CITY OF HOUSTON PERMITS

CITY OF HOUSTON PERMITS – January 2019 YTD vs. January 2018 YTD

 Jan 2019 YTD Jan 2018 YTD% Change
Residential$330,920,375$203,396,73862.7%
Nonresidential$290,447,807 $173,050,639+68.7
Total$621,368,182$ 376,447,37765. 1

NOTE: Multifamily is included in the residential numbers.

This year the data is developing slowly. The overall permit data, current only through January, reflects 2019 started strongly. Total residential permits were up 62.7%, and total nonresidential permits, 67.8%. In addition, commercial contractors, especially specialty subcontractors, are reporting multiple opportunities to bid or propose. But general contractors are seeing some projects delayed and, in a few cases, canceled. So the outlook for the year is still a bit unclear.
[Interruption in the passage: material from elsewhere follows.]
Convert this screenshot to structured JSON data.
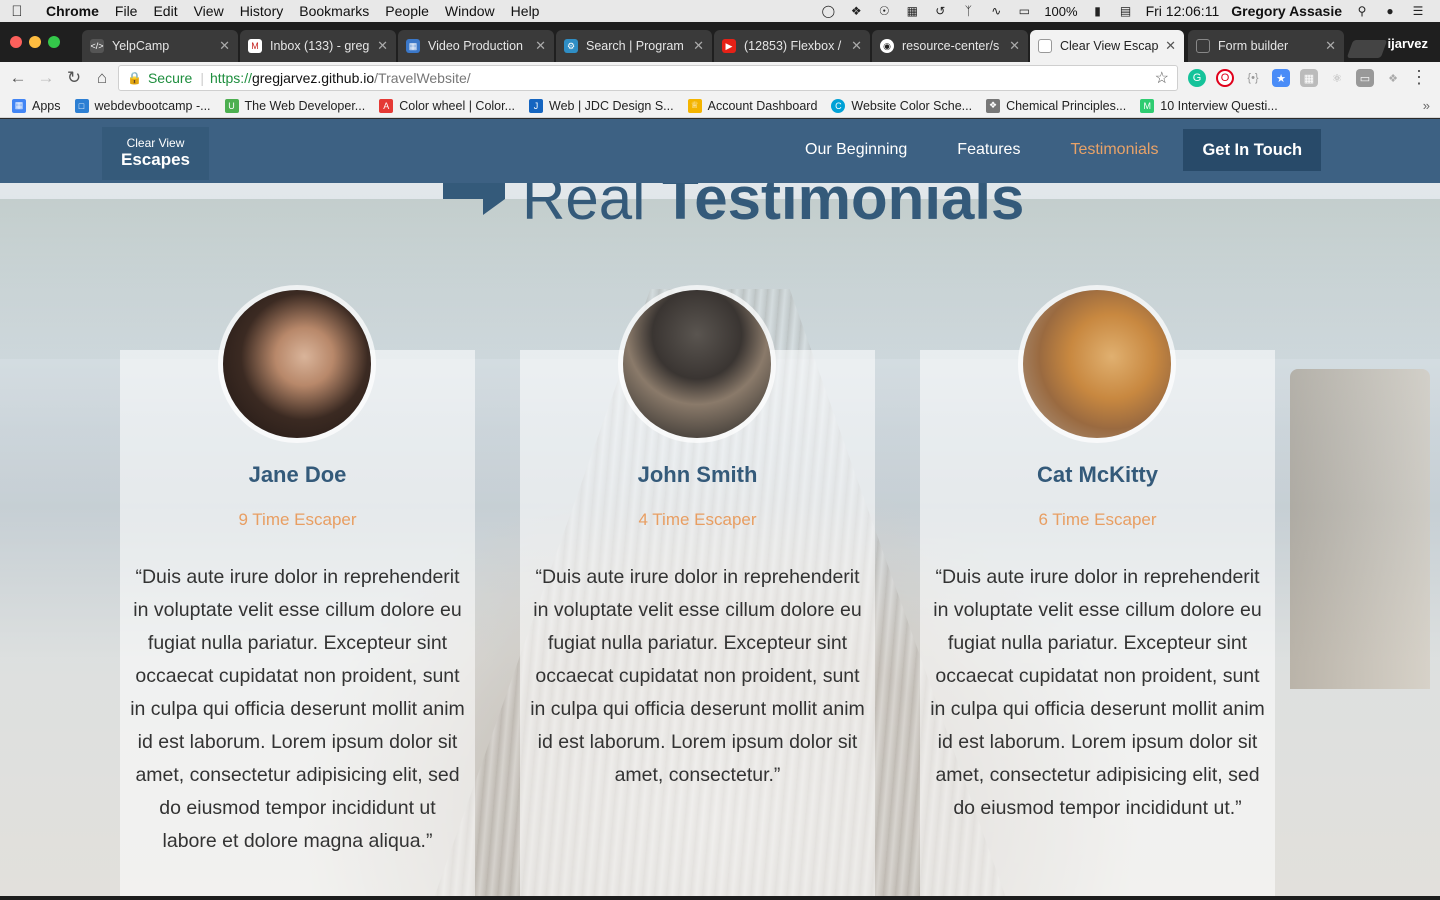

However, a major project in the Texas Medical Center is finally moving forward, the 1.4 million-square-foot shared research facility, located in the center’s new geographic area, called TMC3, to designate it as the third coast of this internationally renowned complex. This long-awaited announcement has ignited other projects that are peripheral but integral to the concept of TMC3, including a 450-room hotel, more office space and major renovations and repurposing of older medical office buildings. The most consistent strong market is the light industrial market, driven by the Port and Houston’s increasing role as a “last mile” hub. K-12 and higher education both have decent momentum and volume. The labor shortage looms ever larger, as two large industrial projects just got underway. They are both close to Houston, one in Channelview and the other in Baytown. They total over $4 billion and will last several years. On these megaprojects the wage rates, amount of overtime available and per diem rates telegraph this tightening picture. C-3, the Construction Career Collaborative, gains support and grows, but most contractors and other employers in this state realize comprehensive immigration reform is also critical in addition to these other efforts. The educational Rational Middle video series has just surpassed 1 million views, encouraging, but legislative action is needed. Houston will also have large new civil projects starting in the next two years. Labor is the most limiting factor.